On one play, wide receiver Torrey Smith ran past Huff, who appeared to be expecting help from free safety Matt Giordano once Huff let Smith go.
Instead, Smith ran a straight post route, with strong safety Tyvon Branch unable to get to Smith in time after leaving his man. Smith turned the busted coverage into a 47-yard touchdown.
On another play, a Ravens receiver ran a short post route, with Giordano late reacting to the quick cut inside. The receiver hauled in the pass for a touchdown.
— Ron Bartell returned to the lineup after missing the past seven games with a shoulder injury.
He appeared to hold up well, though he wasn’t able to make much of a difference in pass coverage, either.
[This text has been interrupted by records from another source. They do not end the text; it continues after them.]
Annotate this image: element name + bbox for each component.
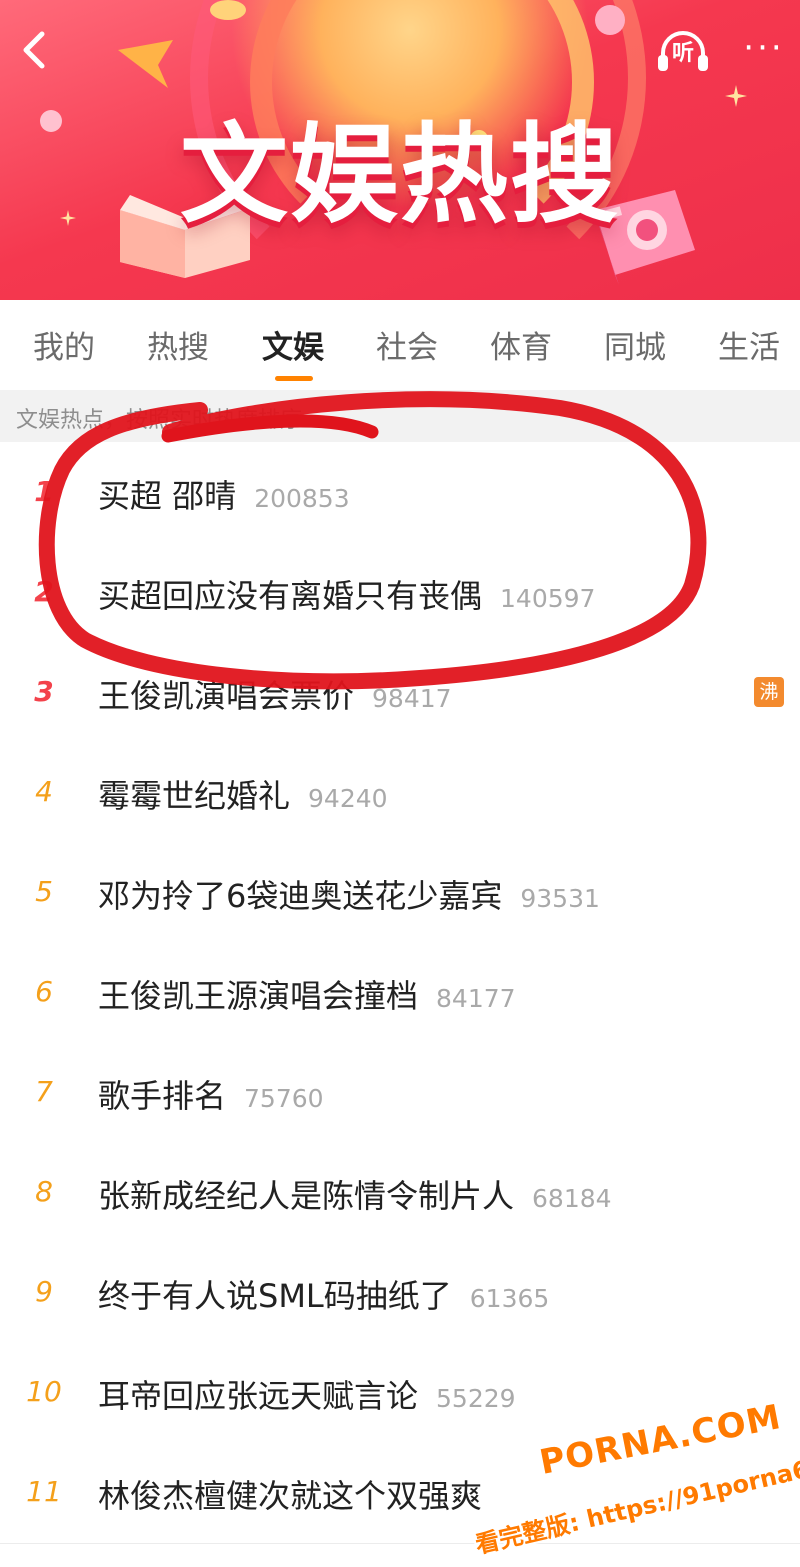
heat-count: 94240	[308, 784, 388, 813]
sort-hint-text: 文娱热点，按照实时热度排序	[16, 408, 303, 433]
heat-count: 93531	[520, 884, 600, 913]
rank-number: 11	[26, 1475, 62, 1508]
topic-text: 霉霉世纪婚礼	[98, 777, 291, 815]
list-item[interactable]: 2 买超回应没有离婚只有丧偶 140597	[0, 543, 800, 644]
listen-label: 听	[671, 41, 694, 66]
topic-title[interactable]: 王俊凯王源演唱会撞档 84177	[98, 971, 516, 1017]
rank-number: 5	[35, 875, 53, 908]
topic-title[interactable]: 耳帝回应张远天赋言论 55229	[98, 1371, 516, 1417]
active-tab-indicator	[275, 376, 313, 381]
banner-bubble	[210, 0, 246, 20]
topic-text: 终于有人说SML码抽纸了	[98, 1277, 452, 1315]
banner-bubble	[595, 5, 625, 35]
topic-title[interactable]: 张新成经纪人是陈情令制片人 68184	[98, 1171, 612, 1217]
rank-number: 2	[34, 575, 54, 608]
heat-count: 98417	[372, 684, 452, 713]
list-item[interactable]: 9 终于有人说SML码抽纸了 61365	[0, 1243, 800, 1344]
more-options-button[interactable]: ···	[736, 30, 792, 66]
topic-text: 耳帝回应张远天赋言论	[98, 1377, 419, 1415]
topic-title[interactable]: 林俊杰檀健次就这个双强爽	[98, 1471, 500, 1517]
heat-count: 200853	[254, 484, 350, 513]
topic-text: 王俊凯王源演唱会撞档	[98, 977, 419, 1015]
heat-count: 140597	[500, 584, 596, 613]
topic-text: 王俊凯演唱会票价	[98, 677, 355, 715]
rank-number: 8	[35, 1175, 53, 1208]
rank-number: 6	[35, 975, 53, 1008]
topic-text: 林俊杰檀健次就这个双强爽	[98, 1477, 483, 1515]
tab-local[interactable]: 同城	[585, 322, 685, 367]
rank-number: 10	[26, 1375, 62, 1408]
topic-title[interactable]: 邓为拎了6袋迪奥送花少嘉宾 93531	[98, 871, 600, 917]
rank-number: 3	[34, 675, 54, 708]
tab-life[interactable]: 生活	[699, 322, 799, 367]
rank-number: 9	[35, 1275, 53, 1308]
heat-count: 75760	[244, 1084, 324, 1113]
list-item[interactable]: 5 邓为拎了6袋迪奥送花少嘉宾 93531	[0, 843, 800, 944]
pennant-illustration	[118, 40, 173, 88]
list-item[interactable]: 4 霉霉世纪婚礼 94240	[0, 743, 800, 844]
topic-title[interactable]: 霉霉世纪婚礼 94240	[98, 771, 388, 817]
tab-sports[interactable]: 体育	[471, 322, 571, 367]
header-banner: 文娱热搜 听 ···	[0, 0, 800, 300]
sort-hint-bar: 文娱热点，按照实时热度排序	[0, 390, 800, 442]
banner-title: 文娱热搜	[179, 113, 620, 238]
list-item[interactable]: 8 张新成经纪人是陈情令制片人 68184	[0, 1143, 800, 1244]
tab-hot-search[interactable]: 热搜	[128, 322, 228, 367]
heat-count: 84177	[436, 984, 516, 1013]
tab-entertainment[interactable]: 文娱	[243, 322, 343, 367]
rank-number: 7	[35, 1075, 53, 1108]
topic-text: 买超 邵晴	[98, 477, 237, 515]
topic-text: 歌手排名	[98, 1077, 227, 1115]
category-tabs: 我的 热搜 文娱 社会 体育 同城 生活	[0, 300, 800, 388]
topic-text: 买超回应没有离婚只有丧偶	[98, 577, 483, 615]
rank-number: 4	[35, 775, 53, 808]
list-item[interactable]: 3 王俊凯演唱会票价 98417 沸	[0, 643, 800, 744]
list-item[interactable]: 6 王俊凯王源演唱会撞档 84177	[0, 943, 800, 1044]
heat-count: 68184	[532, 1184, 612, 1213]
list-item[interactable]: 7 歌手排名 75760	[0, 1043, 800, 1144]
tab-society[interactable]: 社会	[357, 322, 457, 367]
tab-mine[interactable]: 我的	[14, 322, 114, 367]
topic-title[interactable]: 终于有人说SML码抽纸了 61365	[98, 1271, 549, 1317]
topic-text: 邓为拎了6袋迪奥送花少嘉宾	[98, 877, 503, 915]
topic-title[interactable]: 王俊凯演唱会票价 98417	[98, 671, 452, 717]
topic-title[interactable]: 歌手排名 75760	[98, 1071, 324, 1117]
chevron-left-icon	[23, 31, 45, 69]
topic-title[interactable]: 买超 邵晴 200853	[98, 471, 350, 517]
back-button[interactable]	[10, 24, 62, 76]
heat-count: 61365	[469, 1284, 550, 1313]
heat-count: 55229	[436, 1384, 516, 1413]
listen-button[interactable]: 听	[655, 25, 711, 75]
boiling-badge: 沸	[754, 677, 784, 707]
topic-title[interactable]: 买超回应没有离婚只有丧偶 140597	[98, 571, 595, 617]
topic-text: 张新成经纪人是陈情令制片人	[98, 1177, 515, 1215]
list-item[interactable]: 1 买超 邵晴 200853	[0, 443, 800, 544]
rank-number: 1	[34, 475, 54, 508]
Flacco simply had too many open receivers too often for any one defender to stem the tide,
— The Raiders did a nice job bottling up Ravens running back Ray Rice, a player Buccaneers coach Greg Schiano compared to current Bucs running back Doug Martin.
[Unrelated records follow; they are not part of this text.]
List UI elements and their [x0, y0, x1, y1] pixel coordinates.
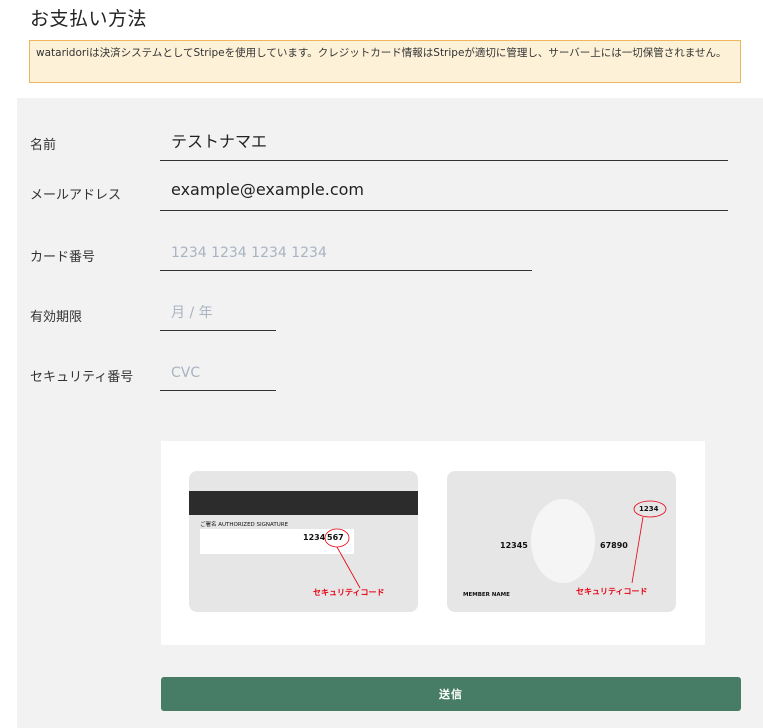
stripe-notice: wataridoriは決済システムとしてStripeを使用しています。クレジット… — [29, 40, 741, 83]
card-front: 12345 67890 1234 MEMBER NAME セキュリティコード — [447, 471, 676, 612]
name-input[interactable] — [160, 130, 739, 149]
expiry-input[interactable] — [160, 305, 287, 321]
cvc-label: セキュリティ番号 — [30, 370, 134, 385]
name-field — [160, 130, 739, 161]
back-security-caption: セキュリティコード — [313, 588, 385, 597]
email-field — [160, 180, 739, 211]
back-pointer-line — [336, 546, 361, 589]
card-number-label: カード番号 — [30, 250, 96, 265]
member-name-label: MEMBER NAME — [463, 592, 510, 598]
security-code-illustration: ご署名 AUTHORIZED SIGNATURE 1234 567 セキュリティ… — [161, 441, 705, 645]
cvc-input[interactable] — [160, 365, 287, 381]
email-label: メールアドレス — [30, 188, 122, 203]
front-pointer-line — [631, 516, 644, 584]
card-number-field — [160, 242, 543, 271]
page-title: お支払い方法 — [30, 8, 148, 30]
submit-button[interactable]: 送信 — [161, 677, 741, 711]
front-security-caption: セキュリティコード — [576, 587, 648, 596]
card-back: ご署名 AUTHORIZED SIGNATURE 1234 567 セキュリティ… — [189, 471, 418, 612]
expiry-label: 有効期限 — [30, 310, 83, 325]
front-security-highlight — [633, 500, 667, 518]
expiry-field — [160, 302, 287, 331]
email-input[interactable] — [160, 180, 739, 199]
back-security-highlight — [324, 528, 350, 548]
card-number-input[interactable] — [160, 245, 543, 261]
cvc-field — [160, 362, 287, 391]
name-label: 名前 — [30, 138, 57, 153]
Martin rushed for 251 yards and four touchdowns against the Raiders a week ago. Rice managed only 35 yards on 13 carries and 33 yards on four receptions.
Rice still found a way to make his mark on the game. He scored on a 7-yard touchdown just before halftime in turning a close game into a 27-10 margin.
— Adams muffed a punt once again. The Ravens parlayed the turnover into a touchdown one play later.
Jones and Joselio Hansen had an opportunity to recover the loose ball. However, the Ravens came out of the pile with the ball and capitalized right away.
— Things don’t any easier for the Raiders. Next up is a home game against the New Orleans Saints next Sunday, followed by a road game against the Cincinnati Bengals on Nov. 25.
The Saints handed the Atlanta Falcons their first loss of the season Sunday, and they head to Oakland riding back-to-back impressive victories and looking far more like the team that lost to the 49ers in the playoffs last season than the one that started 2-5 this season.
The Bengals drubbed the defending Super Bowl champion New York Giants on Sunday, as they improved to 4-5, as well.
In other words, Allen and his coaching staff don’t have much time to get things corrected, and they have very little room for error the final seven games.